Fans of today’s NBA are witnessing superior athletes than those of yesteryear, yet a game that’s less team oriented than it was decades ago.  Some of this is due to rules changes and some of it is due to a change in culture.  Which is the better product is left to the viewer.  In the case of young fans, they don’t know any other style and seem to enjoy the game as much as their parents and grandparents did at their age.

When Pat Riley coached, he used to forbid his players from even talking to opponents before a game and actually fined them if they helped up an opposing player up after knocking them down.  Chatting it up when the teams take the court prior to formal warm ups is common place today.

Which side is right in the Jerry-Sloan-stepping-down argument?  As well respected as Jerry Sloan is, there certainly are many who will say that today’s players just don’t respect authority.  The flip side are those who state, as Thomas Jefferson (definitely classified as an old-timer) did:

“If a law is unjust, a man is not only right to disobey it, he is obligated to do so.”

Check the Facts Before Making a Statement

Tuesday, July 13th, 2010

Loyal reader – and friend – Clarence Gaines posted a comment regarding my lesson #3 of what we can learn about LeBron’s decision.  I said, “He simply doesn’t realize that a true superstar has the courage to take whatever hand (or roster) is dealt him and make them into not only big winners, but champions, a la MJ and Larry Bird.”

My point was that, although MJ and Larry joined down franchises, they stayed with each until they won multiple championships.  Clarence’s research revealed that, while the Celtics won only 29 games the year before Bird got there, they won 61 games in his rookie season – and then acquired McHale & Parish which ignited their championship runs.  His comment was that Bird didn’t really suffer through several seasons with inferior talent.  Point made.

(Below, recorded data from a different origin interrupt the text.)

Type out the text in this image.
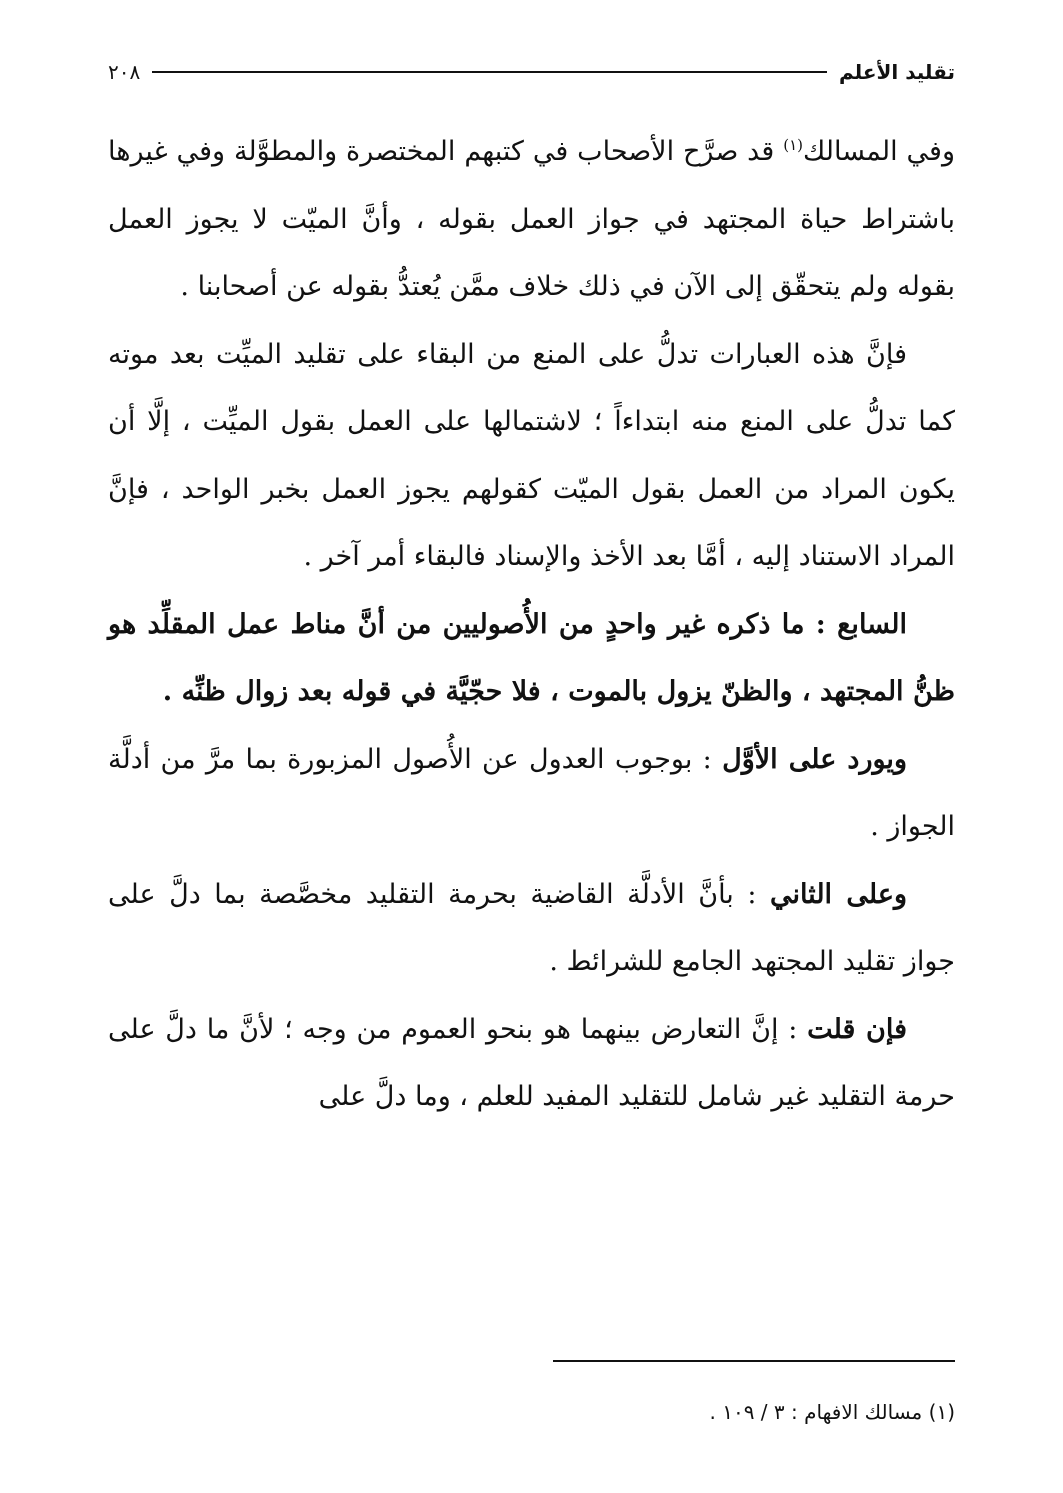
تقليد الأعلم
٢٠٨

وفي المسالك$^{(١)}$ قد صرَّح الأصحاب في كتبهم المختصرة والمطوَّلة وفي غيرها باشتراط حياة المجتهد في جواز العمل بقوله ، وأنَّ الميّت لا يجوز العمل بقوله ولم يتحقّق إلى الآن في ذلك خلاف ممَّن يُعتدُّ بقوله عن أصحابنا .

فإنَّ هذه العبارات تدلُّ على المنع من البقاء على تقليد الميِّت بعد موته كما تدلُّ على المنع منه ابتداءاً ؛ لاشتمالها على العمل بقول الميِّت ، إلَّا أن يكون المراد من العمل بقول الميّت كقولهم يجوز العمل بخبر الواحد ، فإنَّ المراد الاستناد إليه ، أمَّا بعد الأخذ والإسناد فالبقاء أمر آخر .

السابع : ما ذكره غير واحدٍ من الأُصوليين من أنَّ مناط عمل المقلِّد هو ظنُّ المجتهد ، والظنّ يزول بالموت ، فلا حجّيَّة في قوله بعد زوال ظنِّه .

ويورد على الأوَّل : بوجوب العدول عن الأُصول المزبورة بما مرَّ من أدلَّة الجواز .

وعلى الثاني : بأنَّ الأدلَّة القاضية بحرمة التقليد مخصَّصة بما دلَّ على جواز تقليد المجتهد الجامع للشرائط .

فإن قلت : إنَّ التعارض بينهما هو بنحو العموم من وجه ؛ لأنَّ ما دلَّ على حرمة التقليد غير شامل للتقليد المفيد للعلم ، وما دلَّ على

(١) مسالك الافهام : ٣ / ١٠٩ .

His comment jarred my memory of a quote I heard a couple days ago, but had forgotten until it was replayed last night on SportsCenter.  It was by Dwayne Wade regarding all the criticism directed toward the newest Big 3.  Before repeating his quote, let me bring up another statement made by D-Wade.

During the Rachel Nichols interview, Wade made the rather bold statement that he LeBron and Bosh are “arguably the best trio who ever played the game of basketball.”  Whoa!  A little too much Miami heat?  How about 1) Magic, Kareem & Worthy, 2) Bird, McHale & Parish, 3) Russell, Cousy & (pick one of the Hall-of-Famers: either of the Jones, Ramsey, Sharman, Havlicek, Heinsohn), 4) West, Baylor & Chamberlain?  Sure, the last trio never won a championship but that wasn’t the question.  Plus, Wade’s nominee hasn’t won a game yet.  Putting Rodman in with MJ and Pippen might be a stretch, just as including Duncan, Parker & Ginobli might be reaching, but to anoint the Heat threesome to number one all-time is quite premature.

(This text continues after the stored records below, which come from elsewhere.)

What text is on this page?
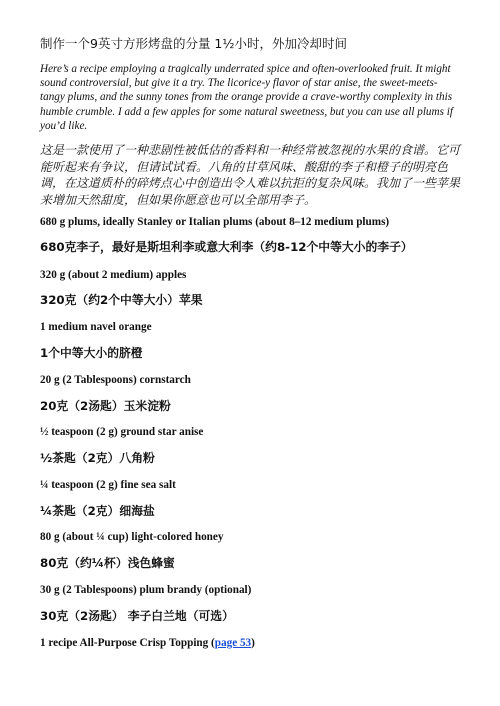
制作一个9英寸方形烤盘的分量 1½小时，外加冷却时间
Here’s a recipe employing a tragically underrated spice and often-overlooked fruit. It might sound controversial, but give it a try. The licorice-y flavor of star anise, the sweet-meets-tangy plums, and the sunny tones from the orange provide a crave-worthy complexity in this humble crumble. I add a few apples for some natural sweetness, but you can use all plums if you’d like.
这是一款使用了一种悲剧性被低估的香料和一种经常被忽视的水果的食谱。它可能听起来有争议，但请试试看。八角的甘草风味、酸甜的李子和橙子的明亮色调，在这道质朴的碎烤点心中创造出令人难以抗拒的复杂风味。我加了一些苹果来增加天然甜度，但如果你愿意也可以全部用李子。
680 g plums, ideally Stanley or Italian plums (about 8–12 medium plums)
680克李子，最好是斯坦利李或意大利李（约8-12个中等大小的李子）
320 g (about 2 medium) apples
320克（约2个中等大小）苹果
1 medium navel orange
1个中等大小的脐橙
20 g (2 Tablespoons) cornstarch
20克（2汤匙）玉米淀粉
½ teaspoon (2 g) ground star anise
½茶匙（2克）八角粉
¼ teaspoon (2 g) fine sea salt
¼茶匙（2克）细海盐
80 g (about ¼ cup) light-colored honey
80克（约¼杯）浅色蜂蜜
30 g (2 Tablespoons) plum brandy (optional)
30克（2汤匙） 李子白兰地（可选）
1 recipe All-Purpose Crisp Topping (page 53)
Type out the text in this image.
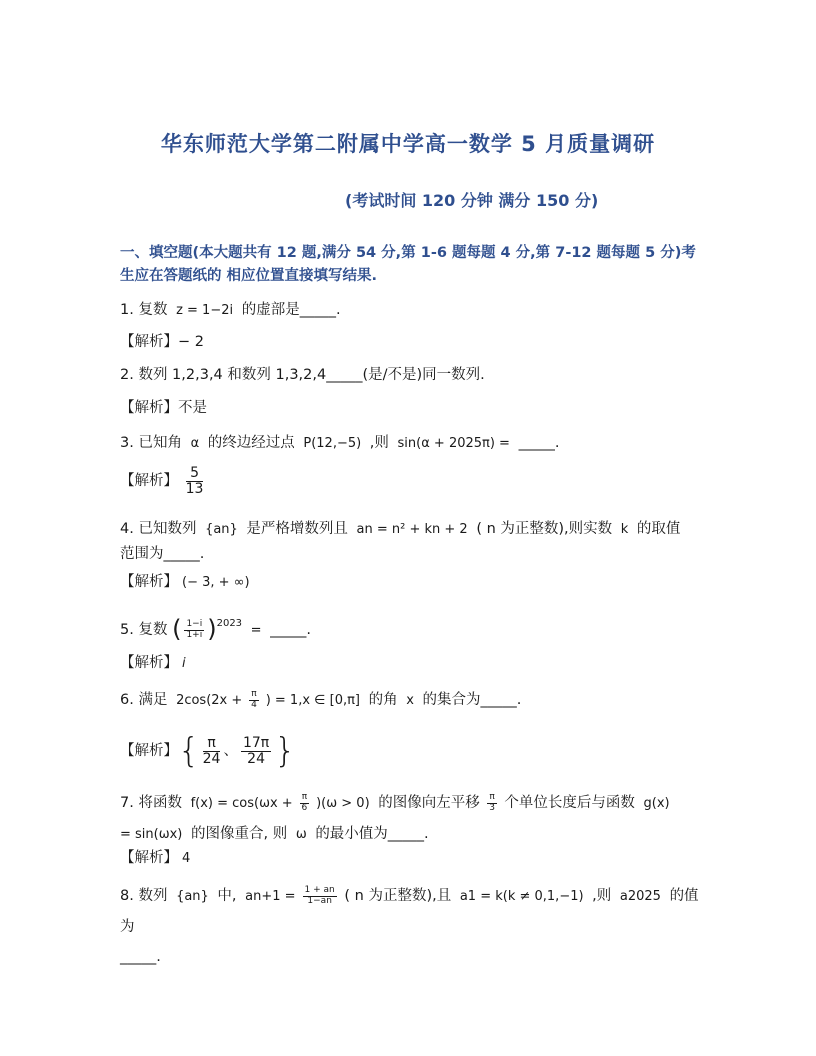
华东师范大学第二附属中学高一数学 5 月质量调研
(考试时间 120 分钟 满分 150 分)
一、填空题(本大题共有 12 题,满分 54 分,第 1-6 题每题 4 分,第 7-12 题每题 5 分)考生应在答题纸的 相应位置直接填写结果.
1. 复数 z = 1−2i 的虚部是_____.
【解析】− 2
2. 数列 1,2,3,4 和数列 1,3,2,4_____(是/不是)同一数列.
【解析】不是
3. 已知角 α 的终边经过点 P(12,−5) ,则 sin(α + 2025π) = _____.
【解析】 $\frac{5}{13}$
4. 已知数列 {an} 是严格增数列且 an = n² + kn + 2 ( n 为正整数),则实数 k 的取值
范围为_____.
【解析】 (− 3, + ∞)
5. 复数 ( $\frac{1-i}{1+i} )^{2023}$ = _____.
【解析】 i
6. 满足 $2\cos(2x + \frac{\pi}{4}$ ) = 1,x ∈ [0,π] 的角 x 的集合为_____.
【解析】{ $\frac{\pi}{24}$ 、 $\frac{17\pi}{24}$ }
7. 将函数 $f(x) = \cos(\omega x + \frac{\pi}{6} )(\omega > 0)$ 的图像向左平移 $\frac{\pi}{3}$ 个单位长度后与函数 g(x)
= sin(ωx) 的图像重合, 则 ω 的最小值为_____.
【解析】 4
8. 数列 {an} 中, $an+1 = \frac{1 + an}{1-an}$ ( n 为正整数),且 a1 = k(k ≠ 0,1,−1) ,则 a2025 的值为
_____.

Oh yeah, Wade’s quote regarding the “haters”?

“I just don’t like false reports . . . At least get it right.”     

The MJ-Kobe Debate: More Similarities Than Differences

Wednesday, June 2nd, 2010

When the question of who is the better player: Michael Jordan or Kobe Bryant, the results are usually easy to predict.  The older generation picks MJ, while today’s younger fans say Kobe.  When each makes their case, the obvious bias always shines through.  “The players now are better than those from Jordan’s era (as if he played in the ’50s).  That’s why I think Kobe is better.”  “Michael has six rings.  Until Kobe has that many, there’s no argument.  It’s MJ.”  Can you guess which speaker is older?

In an attempt to keep everything as equal as possible (which is never going to happen when comparing teams or players from different times – even times as close as these are), let’s look at a number of intangible categories since comparing stats is too mundane.

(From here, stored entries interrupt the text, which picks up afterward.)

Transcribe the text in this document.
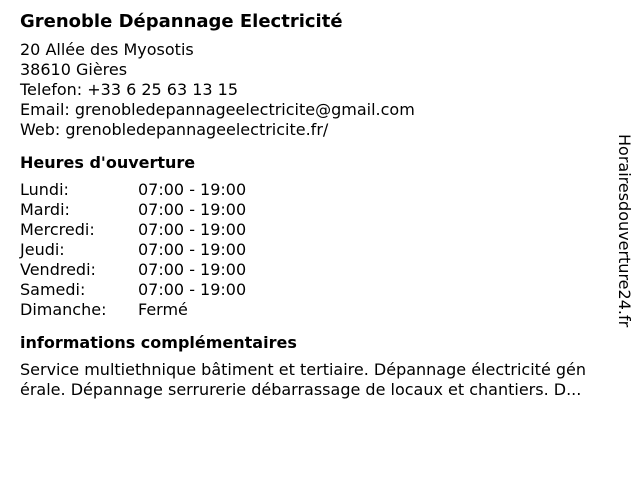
Grenoble Dépannage Electricité
20 Allée des Myosotis
38610 Gières
Telefon: +33 6 25 63 13 15
Email: grenobledepannageelectricite@gmail.com
Web: grenobledepannageelectricite.fr/
Heures d'ouverture
Lundi:	07:00 - 19:00
Mardi:	07:00 - 19:00
Mercredi:	07:00 - 19:00
Jeudi:	07:00 - 19:00
Vendredi:	07:00 - 19:00
Samedi:	07:00 - 19:00
Dimanche:	Fermé
informations complémentaires
Service multiethnique bâtiment et tertiaire. Dépannage électricité gén
érale. Dépannage serrurerie débarrassage de locaux et chantiers. D...
Horairesdouverture24.fr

#1 Each player has a focus all his own.  Game’s on the line, who takes the last shot?  MJ then, Kobe now.

#2 Each has a versatility to his game – power dunker in the earlier years, maintained/s ability to go to the hole; neither can be ignored behind the three-point line and both them have fantastic mid-range games (a trait in its own right that separates them from most of basketball’s other “superstars”).  Both are primarily 2 guards,  each can take over the point if necessary.  Yet each has an unstoppable post up game.

#3 Each demanded/demands to guard the opponent’s best offensive player and was/is a shut-down defender.

#4 Each has shown no hesitation to get in teammates’ faces in order to elevate their games and each made/makes his teammates better.

#5 Each has personal flaws (this just in – as spectacular as they are on the court, they are human).  MJ has a reputation as somewhat of a womanizer and a heavy gambler.  While Kobe doesn’t have the gambling rap of MJ, Michael was never subjected to the public humiliation of Kobe’s “post-Colorado” press conference.

#6 As marketing icons go, MJ might own a higher business acumen (has his own brand), but Kobe’s younger and has the identical global appeal Michael did at that stage of his career.

#7 Each has won multiple championships, Jordan 6 (MJ is 6-0 in title series) to Bryant’s 4 (Kobe’s 4-2), BUT Kobe’s career is not yet complete and, if championships is the end-all barometer, what if Kobe ends up with 7?  Is he automatically the better player?  It’s not that simple.

#8 Each had incredible discipline when it came to personal work ethic.

#9 Interestingly enough, the fact I don’t hear when this debate is raged is that both were coached by Phil Jackson, a remarkable coincidence when comparing two players.  Nowhere else is this the case.  Russell-Chamberlain?  Mays-Mantle?  OJ-Sweetness-Sanders-Smith?  Howe-Orr?

As far as differences, Michael went to college (and was mentored by Dean Smith), whereas Kobe’s education was growing up in a foreign country and is the son of a former NBA player.  MJ was an immediate starter; Kobe began his career coming off the bench.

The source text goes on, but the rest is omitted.